Proceedings of MATSUS Spring 2025 Conference (MATSUSSpring25)
DOI: https://doi.org/10.29363/nanoge.matsusspring.2025.260
Publication date: 16th December 2024
Halide perovskite memristors exhibit excellent properties for neuromorphic computing including analog resistive switching, endurance, and low power requirements. However, the reproducibility and stability are limiting factors for the practical application of these devices. Recently, our research group demonstrated that introducing an interfacial buffer layer between the metal contact and the perovskite active layer can improve the stability of the halide perovskite memristors and even modify the activation mechanism [1, 2]. Nevertheless, the mechanisms through which these devices work remain unclear, and a deeper understanding is required to achieve a rational optimization.

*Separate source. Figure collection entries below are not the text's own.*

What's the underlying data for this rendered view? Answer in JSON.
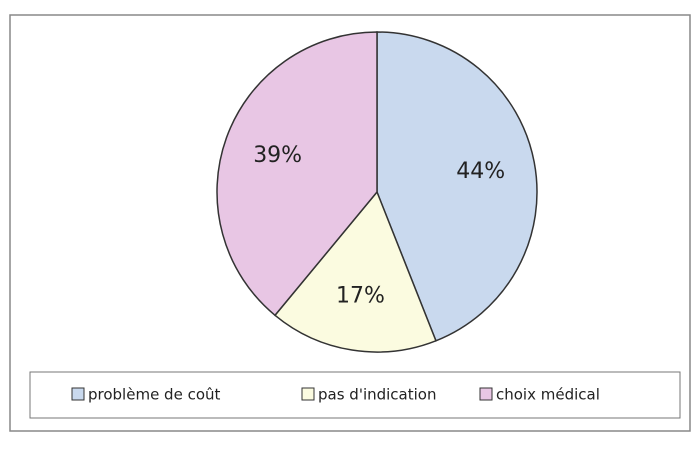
{
  "chart_data": {
    "type": "pie",
    "categories": [
      "problème de coût",
      "pas d'indication",
      "choix médical"
    ],
    "values": [
      44,
      17,
      39
    ],
    "value_labels": [
      "44%",
      "17%",
      "39%"
    ],
    "colors": [
      "#c9d9ee",
      "#fbfbe0",
      "#e8c6e4"
    ],
    "legend": "bottom"
  }
}
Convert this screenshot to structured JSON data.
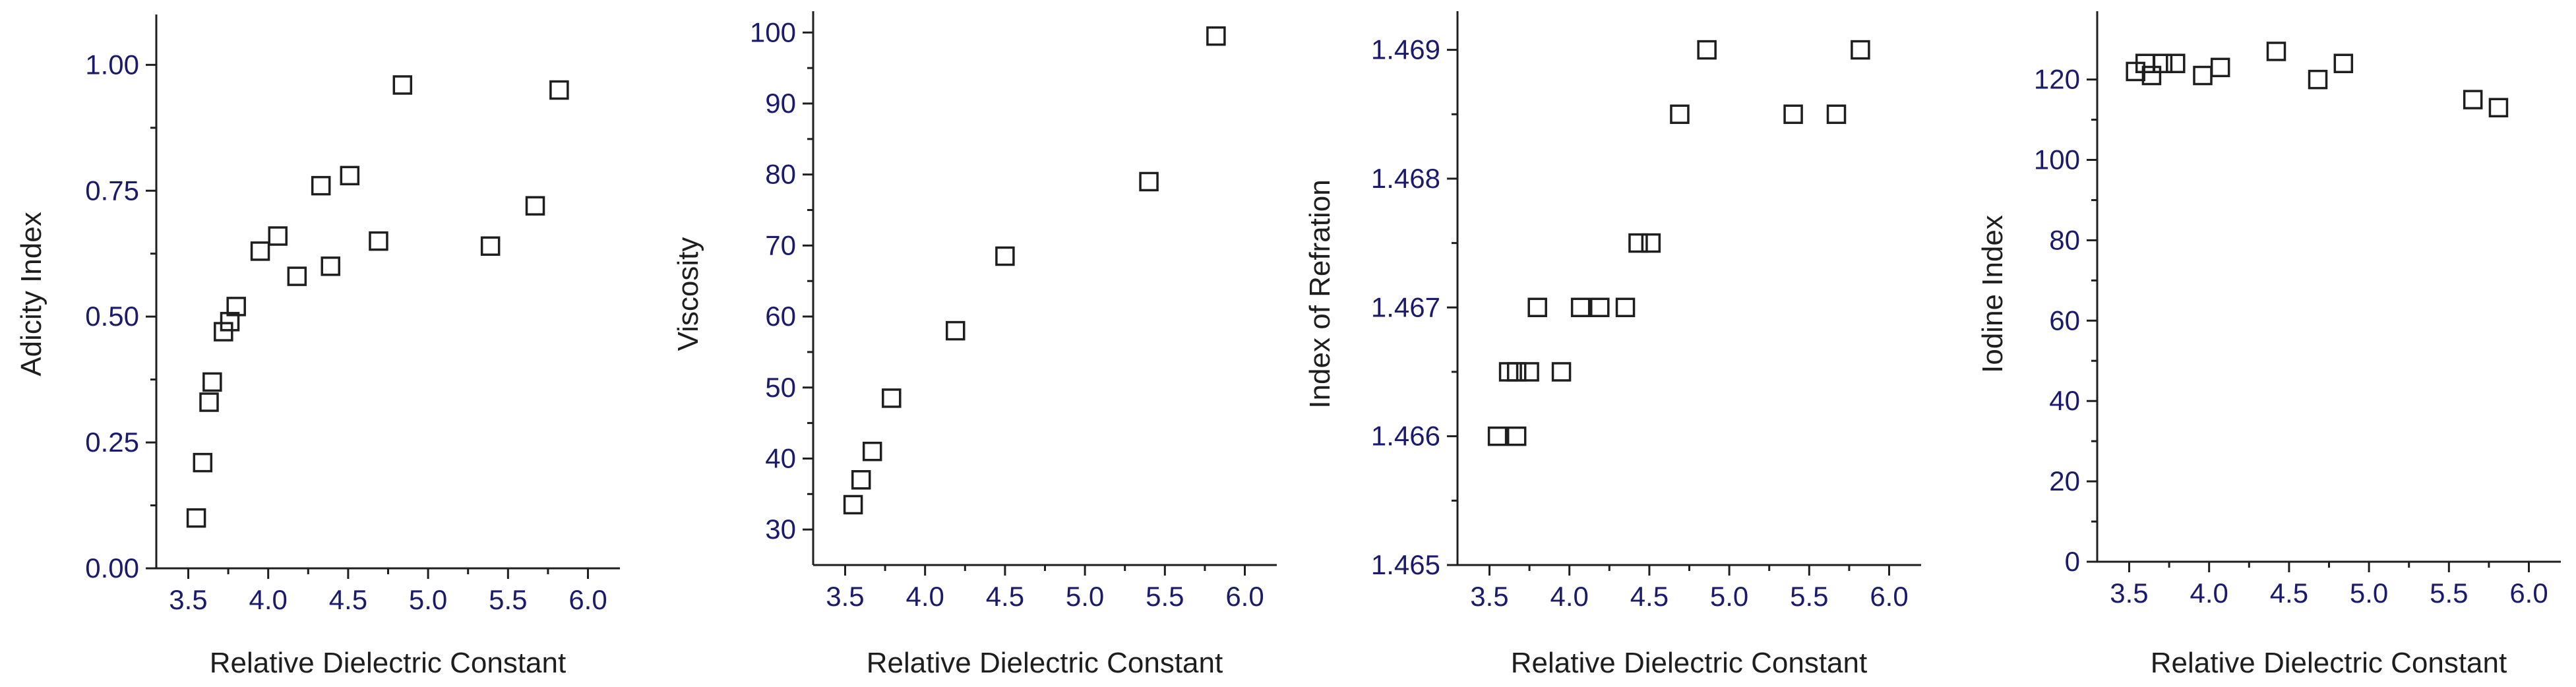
{
  "colors": {
    "axis": "#1e1e1e",
    "tick_label": "#1a1a6e",
    "marker": "#1e1e1e",
    "background": "#ffffff"
  },
  "chart_data": [
    {
      "type": "scatter",
      "marker": "open-square",
      "xlabel": "Relative Dielectric Constant",
      "ylabel": "Adicity Index",
      "xlim": [
        3.3,
        6.2
      ],
      "ylim": [
        0.0,
        1.1
      ],
      "xticks": [
        3.5,
        4.0,
        4.5,
        5.0,
        5.5,
        6.0
      ],
      "yticks": [
        0.0,
        0.25,
        0.5,
        0.75,
        1.0
      ],
      "xtick_labels": [
        "3.5",
        "4.0",
        "4.5",
        "5.0",
        "5.5",
        "6.0"
      ],
      "ytick_labels": [
        "0.00",
        "0.25",
        "0.50",
        "0.75",
        "1.00"
      ],
      "points": [
        {
          "x": 3.55,
          "y": 0.1
        },
        {
          "x": 3.59,
          "y": 0.21
        },
        {
          "x": 3.63,
          "y": 0.33
        },
        {
          "x": 3.65,
          "y": 0.37
        },
        {
          "x": 3.72,
          "y": 0.47
        },
        {
          "x": 3.76,
          "y": 0.49
        },
        {
          "x": 3.8,
          "y": 0.52
        },
        {
          "x": 3.95,
          "y": 0.63
        },
        {
          "x": 4.06,
          "y": 0.66
        },
        {
          "x": 4.18,
          "y": 0.58
        },
        {
          "x": 4.33,
          "y": 0.76
        },
        {
          "x": 4.39,
          "y": 0.6
        },
        {
          "x": 4.51,
          "y": 0.78
        },
        {
          "x": 4.69,
          "y": 0.65
        },
        {
          "x": 4.84,
          "y": 0.96
        },
        {
          "x": 5.39,
          "y": 0.64
        },
        {
          "x": 5.67,
          "y": 0.72
        },
        {
          "x": 5.82,
          "y": 0.95
        }
      ]
    },
    {
      "type": "scatter",
      "marker": "open-square",
      "xlabel": "Relative Dielectric Constant",
      "ylabel": "Viscosity",
      "xlim": [
        3.3,
        6.2
      ],
      "ylim": [
        25,
        103
      ],
      "xticks": [
        3.5,
        4.0,
        4.5,
        5.0,
        5.5,
        6.0
      ],
      "yticks": [
        30,
        40,
        50,
        60,
        70,
        80,
        90,
        100
      ],
      "xtick_labels": [
        "3.5",
        "4.0",
        "4.5",
        "5.0",
        "5.5",
        "6.0"
      ],
      "ytick_labels": [
        "30",
        "40",
        "50",
        "60",
        "70",
        "80",
        "90",
        "100"
      ],
      "points": [
        {
          "x": 3.55,
          "y": 33.5
        },
        {
          "x": 3.6,
          "y": 37.0
        },
        {
          "x": 3.67,
          "y": 41.0
        },
        {
          "x": 3.79,
          "y": 48.5
        },
        {
          "x": 4.19,
          "y": 58.0
        },
        {
          "x": 4.5,
          "y": 68.5
        },
        {
          "x": 5.4,
          "y": 79.0
        },
        {
          "x": 5.82,
          "y": 99.5
        }
      ]
    },
    {
      "type": "scatter",
      "marker": "open-square",
      "xlabel": "Relative Dielectric Constant",
      "ylabel": "Index of Refration",
      "xlim": [
        3.3,
        6.2
      ],
      "ylim": [
        1.465,
        1.4693
      ],
      "xticks": [
        3.5,
        4.0,
        4.5,
        5.0,
        5.5,
        6.0
      ],
      "yticks": [
        1.465,
        1.466,
        1.467,
        1.468,
        1.469
      ],
      "xtick_labels": [
        "3.5",
        "4.0",
        "4.5",
        "5.0",
        "5.5",
        "6.0"
      ],
      "ytick_labels": [
        "1.465",
        "1.466",
        "1.467",
        "1.468",
        "1.469"
      ],
      "points": [
        {
          "x": 3.55,
          "y": 1.466
        },
        {
          "x": 3.67,
          "y": 1.466
        },
        {
          "x": 3.62,
          "y": 1.4665
        },
        {
          "x": 3.67,
          "y": 1.4665
        },
        {
          "x": 3.75,
          "y": 1.4665
        },
        {
          "x": 3.8,
          "y": 1.467
        },
        {
          "x": 3.95,
          "y": 1.4665
        },
        {
          "x": 4.07,
          "y": 1.467
        },
        {
          "x": 4.19,
          "y": 1.467
        },
        {
          "x": 4.35,
          "y": 1.467
        },
        {
          "x": 4.43,
          "y": 1.4675
        },
        {
          "x": 4.51,
          "y": 1.4675
        },
        {
          "x": 4.69,
          "y": 1.4685
        },
        {
          "x": 4.86,
          "y": 1.469
        },
        {
          "x": 5.4,
          "y": 1.4685
        },
        {
          "x": 5.67,
          "y": 1.4685
        },
        {
          "x": 5.82,
          "y": 1.469
        }
      ]
    },
    {
      "type": "scatter",
      "marker": "open-square",
      "xlabel": "Relative Dielectric Constant",
      "ylabel": "Iodine Index",
      "xlim": [
        3.3,
        6.2
      ],
      "ylim": [
        0,
        137
      ],
      "xticks": [
        3.5,
        4.0,
        4.5,
        5.0,
        5.5,
        6.0
      ],
      "yticks": [
        0,
        20,
        40,
        60,
        80,
        100,
        120
      ],
      "xtick_labels": [
        "3.5",
        "4.0",
        "4.5",
        "5.0",
        "5.5",
        "6.0"
      ],
      "ytick_labels": [
        "0",
        "20",
        "40",
        "60",
        "80",
        "100",
        "120"
      ],
      "points": [
        {
          "x": 3.54,
          "y": 122
        },
        {
          "x": 3.6,
          "y": 124
        },
        {
          "x": 3.64,
          "y": 121
        },
        {
          "x": 3.71,
          "y": 124
        },
        {
          "x": 3.79,
          "y": 124
        },
        {
          "x": 3.96,
          "y": 121
        },
        {
          "x": 4.07,
          "y": 123
        },
        {
          "x": 4.42,
          "y": 127
        },
        {
          "x": 4.68,
          "y": 120
        },
        {
          "x": 4.84,
          "y": 124
        },
        {
          "x": 5.65,
          "y": 115
        },
        {
          "x": 5.81,
          "y": 113
        }
      ]
    }
  ]
}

In this work, we present the fabrication of highly reproducible memristors using Ag as active electrode, a highly stable perovskite formulation (MAPbBr3), and a buffer layer containing oxidized silver (AgI). These memristors show high reproducibility in fabrication and stability (>104 cycles of pulse trains) [3]. This highly reliable system enabled an in-depth study of the mechanisms operating in perovskite memristors, which provided insights into the nature of the dual volatile and nonvolatile responses. Short-duration pulses at the activation voltage lead to a two-state volatile response due to the formation of an ionic double layer close to the contacts, which returns to the initial state once the bias ceases. In contrast, long-duration pulses lead to a gradual increase in current and a nonvolatile response caused by the appearance of a chemical inductor. The observed multi-state nonvolatile regime is related to the formation of Ag+ conductive filaments and provides suitable conditions for analog computing. Overall, we provide a clear understanding of the nature of these two operating regimes in halide perovskite memristors and show the tools to investigate them in other systems.
The authors acknowledge the funding provided by the project NEUROVISIONM (Generalitat Valenciana, code: MFA/2022/055).